Draghi Coalition at Risk From Italy President’s Retirement
(Bloomberg) -- Italy’s president, Sergio Mattarella, said he’s looking forward to retiring next year, potentially upsetting the delicate political balance that keeps Prime Minister Mario Draghi’s coalition stable.
“My term as president ends in eight months,” Mattarella, 79, said while visiting a school in Rome on Wednesday, according to news agency Ansa. “I am old and in a few months I’ll be able to rest.”
Matteo Salvini, leader of the right-wing League which has been topping the polls for years, seized on Mattarella’s words to reaffirm his support for Draghi as Italy’s next president.

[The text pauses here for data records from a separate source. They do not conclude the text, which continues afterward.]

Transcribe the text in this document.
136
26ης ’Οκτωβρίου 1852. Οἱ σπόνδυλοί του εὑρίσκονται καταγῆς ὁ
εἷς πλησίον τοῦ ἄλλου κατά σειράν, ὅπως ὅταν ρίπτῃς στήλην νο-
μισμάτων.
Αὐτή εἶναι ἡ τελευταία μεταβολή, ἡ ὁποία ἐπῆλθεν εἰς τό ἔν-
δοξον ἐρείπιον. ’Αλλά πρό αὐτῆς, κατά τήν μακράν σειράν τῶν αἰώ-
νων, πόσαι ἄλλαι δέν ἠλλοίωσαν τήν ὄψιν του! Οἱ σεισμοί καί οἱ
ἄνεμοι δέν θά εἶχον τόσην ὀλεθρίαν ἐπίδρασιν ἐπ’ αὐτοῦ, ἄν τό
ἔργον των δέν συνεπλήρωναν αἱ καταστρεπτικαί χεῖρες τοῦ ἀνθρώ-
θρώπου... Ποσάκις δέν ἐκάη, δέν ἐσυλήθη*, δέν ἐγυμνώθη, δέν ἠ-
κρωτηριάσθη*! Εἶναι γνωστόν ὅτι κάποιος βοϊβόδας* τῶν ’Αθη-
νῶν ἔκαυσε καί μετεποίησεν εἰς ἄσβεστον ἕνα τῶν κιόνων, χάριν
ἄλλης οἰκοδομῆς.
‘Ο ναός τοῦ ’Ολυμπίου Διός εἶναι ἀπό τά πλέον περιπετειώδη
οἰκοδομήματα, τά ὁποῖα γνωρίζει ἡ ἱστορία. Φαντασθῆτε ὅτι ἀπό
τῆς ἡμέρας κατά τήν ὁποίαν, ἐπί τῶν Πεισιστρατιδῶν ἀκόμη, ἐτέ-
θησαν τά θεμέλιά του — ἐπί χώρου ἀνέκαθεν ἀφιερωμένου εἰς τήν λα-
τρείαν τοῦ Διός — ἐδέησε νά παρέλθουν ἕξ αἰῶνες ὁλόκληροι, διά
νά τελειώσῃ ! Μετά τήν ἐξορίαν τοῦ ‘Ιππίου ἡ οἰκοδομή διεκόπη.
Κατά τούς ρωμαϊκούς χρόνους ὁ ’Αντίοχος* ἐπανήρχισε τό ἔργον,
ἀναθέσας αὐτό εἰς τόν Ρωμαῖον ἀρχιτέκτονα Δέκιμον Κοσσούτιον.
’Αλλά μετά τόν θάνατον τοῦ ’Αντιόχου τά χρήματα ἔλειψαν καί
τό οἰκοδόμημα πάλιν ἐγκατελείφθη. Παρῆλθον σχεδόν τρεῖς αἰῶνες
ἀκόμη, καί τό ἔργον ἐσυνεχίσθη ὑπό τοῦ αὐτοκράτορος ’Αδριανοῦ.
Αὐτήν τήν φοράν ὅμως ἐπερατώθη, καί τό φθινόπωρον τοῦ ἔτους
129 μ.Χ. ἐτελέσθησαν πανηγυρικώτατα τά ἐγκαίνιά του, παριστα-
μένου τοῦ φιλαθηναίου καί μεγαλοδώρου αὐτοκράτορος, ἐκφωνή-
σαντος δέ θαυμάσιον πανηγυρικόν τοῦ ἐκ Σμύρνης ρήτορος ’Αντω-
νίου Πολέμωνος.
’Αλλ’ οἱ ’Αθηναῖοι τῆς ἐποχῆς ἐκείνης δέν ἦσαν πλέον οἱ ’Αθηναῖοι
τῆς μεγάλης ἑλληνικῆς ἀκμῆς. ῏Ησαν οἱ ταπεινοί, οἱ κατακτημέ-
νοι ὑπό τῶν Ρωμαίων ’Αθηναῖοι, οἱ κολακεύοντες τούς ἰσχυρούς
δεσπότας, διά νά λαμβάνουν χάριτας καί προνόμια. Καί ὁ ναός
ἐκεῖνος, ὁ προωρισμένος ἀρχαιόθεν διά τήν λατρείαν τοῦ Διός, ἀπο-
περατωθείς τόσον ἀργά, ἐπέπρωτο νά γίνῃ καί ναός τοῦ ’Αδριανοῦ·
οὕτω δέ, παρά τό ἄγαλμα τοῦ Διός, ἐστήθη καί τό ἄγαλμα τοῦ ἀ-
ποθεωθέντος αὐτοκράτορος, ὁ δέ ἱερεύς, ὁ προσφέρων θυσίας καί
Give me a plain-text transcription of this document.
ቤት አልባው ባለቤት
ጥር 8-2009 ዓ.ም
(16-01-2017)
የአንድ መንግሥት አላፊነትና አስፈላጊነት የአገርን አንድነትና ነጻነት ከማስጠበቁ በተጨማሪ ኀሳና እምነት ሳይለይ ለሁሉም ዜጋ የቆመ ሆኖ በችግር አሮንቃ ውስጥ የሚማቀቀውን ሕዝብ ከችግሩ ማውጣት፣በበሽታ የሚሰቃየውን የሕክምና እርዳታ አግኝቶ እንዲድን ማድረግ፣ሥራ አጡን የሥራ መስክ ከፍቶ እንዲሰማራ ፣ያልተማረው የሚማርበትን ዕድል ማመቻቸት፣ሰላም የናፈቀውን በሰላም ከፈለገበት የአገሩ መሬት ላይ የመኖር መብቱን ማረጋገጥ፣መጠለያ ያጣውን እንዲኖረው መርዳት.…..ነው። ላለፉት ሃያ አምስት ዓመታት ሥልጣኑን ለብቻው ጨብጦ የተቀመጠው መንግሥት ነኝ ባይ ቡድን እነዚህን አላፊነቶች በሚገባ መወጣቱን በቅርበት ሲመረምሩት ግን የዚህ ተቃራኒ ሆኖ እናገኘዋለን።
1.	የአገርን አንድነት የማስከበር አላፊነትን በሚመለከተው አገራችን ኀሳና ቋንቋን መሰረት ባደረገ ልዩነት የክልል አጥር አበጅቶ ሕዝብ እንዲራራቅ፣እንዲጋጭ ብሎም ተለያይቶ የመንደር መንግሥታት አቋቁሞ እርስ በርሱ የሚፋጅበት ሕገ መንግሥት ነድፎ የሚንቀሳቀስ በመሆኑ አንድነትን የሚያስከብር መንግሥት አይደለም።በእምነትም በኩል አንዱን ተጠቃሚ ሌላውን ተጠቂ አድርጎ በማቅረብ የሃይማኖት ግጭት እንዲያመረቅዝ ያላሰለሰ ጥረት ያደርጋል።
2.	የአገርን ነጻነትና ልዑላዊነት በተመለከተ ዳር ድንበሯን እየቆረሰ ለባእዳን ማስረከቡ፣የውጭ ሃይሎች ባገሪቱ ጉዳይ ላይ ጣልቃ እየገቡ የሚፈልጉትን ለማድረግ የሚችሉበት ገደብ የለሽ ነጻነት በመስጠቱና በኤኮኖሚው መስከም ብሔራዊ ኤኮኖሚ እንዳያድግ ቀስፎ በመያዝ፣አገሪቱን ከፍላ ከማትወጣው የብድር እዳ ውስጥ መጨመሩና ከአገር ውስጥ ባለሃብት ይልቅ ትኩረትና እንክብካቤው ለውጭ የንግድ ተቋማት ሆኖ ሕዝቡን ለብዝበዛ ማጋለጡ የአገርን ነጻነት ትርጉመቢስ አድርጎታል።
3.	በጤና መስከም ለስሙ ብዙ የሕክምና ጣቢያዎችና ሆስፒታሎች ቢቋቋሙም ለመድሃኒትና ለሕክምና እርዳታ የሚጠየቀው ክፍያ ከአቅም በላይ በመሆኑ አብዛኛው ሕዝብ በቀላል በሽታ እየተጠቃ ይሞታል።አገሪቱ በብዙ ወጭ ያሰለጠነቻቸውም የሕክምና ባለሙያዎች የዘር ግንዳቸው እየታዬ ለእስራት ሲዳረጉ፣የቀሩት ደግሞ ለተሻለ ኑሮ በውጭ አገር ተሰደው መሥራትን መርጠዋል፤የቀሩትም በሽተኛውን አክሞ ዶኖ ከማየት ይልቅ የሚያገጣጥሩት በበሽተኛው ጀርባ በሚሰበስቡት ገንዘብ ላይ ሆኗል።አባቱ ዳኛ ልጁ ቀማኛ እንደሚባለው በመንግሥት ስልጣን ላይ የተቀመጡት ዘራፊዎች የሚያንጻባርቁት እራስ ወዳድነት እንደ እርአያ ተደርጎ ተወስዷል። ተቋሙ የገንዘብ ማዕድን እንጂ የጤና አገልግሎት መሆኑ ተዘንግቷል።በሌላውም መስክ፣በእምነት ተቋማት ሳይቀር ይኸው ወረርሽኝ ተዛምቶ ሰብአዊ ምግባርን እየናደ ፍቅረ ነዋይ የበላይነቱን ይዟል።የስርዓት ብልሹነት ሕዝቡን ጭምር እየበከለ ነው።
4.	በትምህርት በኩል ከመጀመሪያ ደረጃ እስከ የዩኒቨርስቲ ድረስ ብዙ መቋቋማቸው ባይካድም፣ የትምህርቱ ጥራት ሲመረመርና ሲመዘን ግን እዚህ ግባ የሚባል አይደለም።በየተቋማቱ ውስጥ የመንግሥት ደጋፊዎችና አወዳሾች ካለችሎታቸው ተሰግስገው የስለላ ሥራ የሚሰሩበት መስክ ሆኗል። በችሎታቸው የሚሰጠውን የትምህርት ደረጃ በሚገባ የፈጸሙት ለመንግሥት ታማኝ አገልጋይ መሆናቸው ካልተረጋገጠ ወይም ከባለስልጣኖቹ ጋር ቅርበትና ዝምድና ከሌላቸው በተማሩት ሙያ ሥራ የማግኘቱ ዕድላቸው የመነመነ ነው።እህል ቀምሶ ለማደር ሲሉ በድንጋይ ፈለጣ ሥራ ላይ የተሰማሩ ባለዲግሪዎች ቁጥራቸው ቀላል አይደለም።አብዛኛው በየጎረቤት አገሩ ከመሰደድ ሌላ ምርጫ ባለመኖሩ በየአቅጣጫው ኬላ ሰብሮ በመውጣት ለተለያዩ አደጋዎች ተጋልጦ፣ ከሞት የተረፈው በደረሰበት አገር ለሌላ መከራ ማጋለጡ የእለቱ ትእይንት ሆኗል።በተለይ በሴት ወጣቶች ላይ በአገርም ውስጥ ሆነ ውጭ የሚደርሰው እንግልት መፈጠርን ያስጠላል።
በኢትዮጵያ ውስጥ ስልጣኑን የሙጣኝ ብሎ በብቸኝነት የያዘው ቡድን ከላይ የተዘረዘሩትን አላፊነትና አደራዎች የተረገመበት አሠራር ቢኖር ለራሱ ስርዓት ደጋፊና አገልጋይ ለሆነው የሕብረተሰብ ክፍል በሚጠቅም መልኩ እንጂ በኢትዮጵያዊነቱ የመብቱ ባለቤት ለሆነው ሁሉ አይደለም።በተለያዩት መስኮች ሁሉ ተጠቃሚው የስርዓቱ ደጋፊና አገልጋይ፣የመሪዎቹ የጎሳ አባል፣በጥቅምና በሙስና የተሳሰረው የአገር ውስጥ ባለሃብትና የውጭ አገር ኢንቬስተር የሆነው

This would force the former central banker to relinquish the premiership and most likely trigger early elections with Salvini starting as favorite to take over.
Draghi, 73, was chosen to head a national unity government early this year to help the country out of the coronavirus crisis and, with the next election due by 2023, he himself has often said he has “little time” to get all his reforms done. Many analysts had nevertheless expected Mattarella to be re-elected next year, providing stability for Draghi to see out the full parliamentary term.
“Mattarella is pushing back against a possible longer term for his presidency, but the road to his retirement is still long,” said Giovanni Diamanti, a partner at political consultancy YouTrend. “Draghi’s coalition is so broad that it will be hard to find political agreement over a new president and in less than a year Mattarella could be left as the only option.”
Even if Draghi doesn’t accept a nomination to become head of state, the risks to his government would increase with Mattarella off the scene. The president has been a mediator and guarantor for Draghi’s complex and disparate coalition which includes parties of the left and right as well as Salvini’s League and the Five Star Movement.
Any change could easily upset that balance. Early elections would destabilize the country as it looks to rebuild from the biggest economic crisis since World War II by ensuring European Union aid money is effectively spent.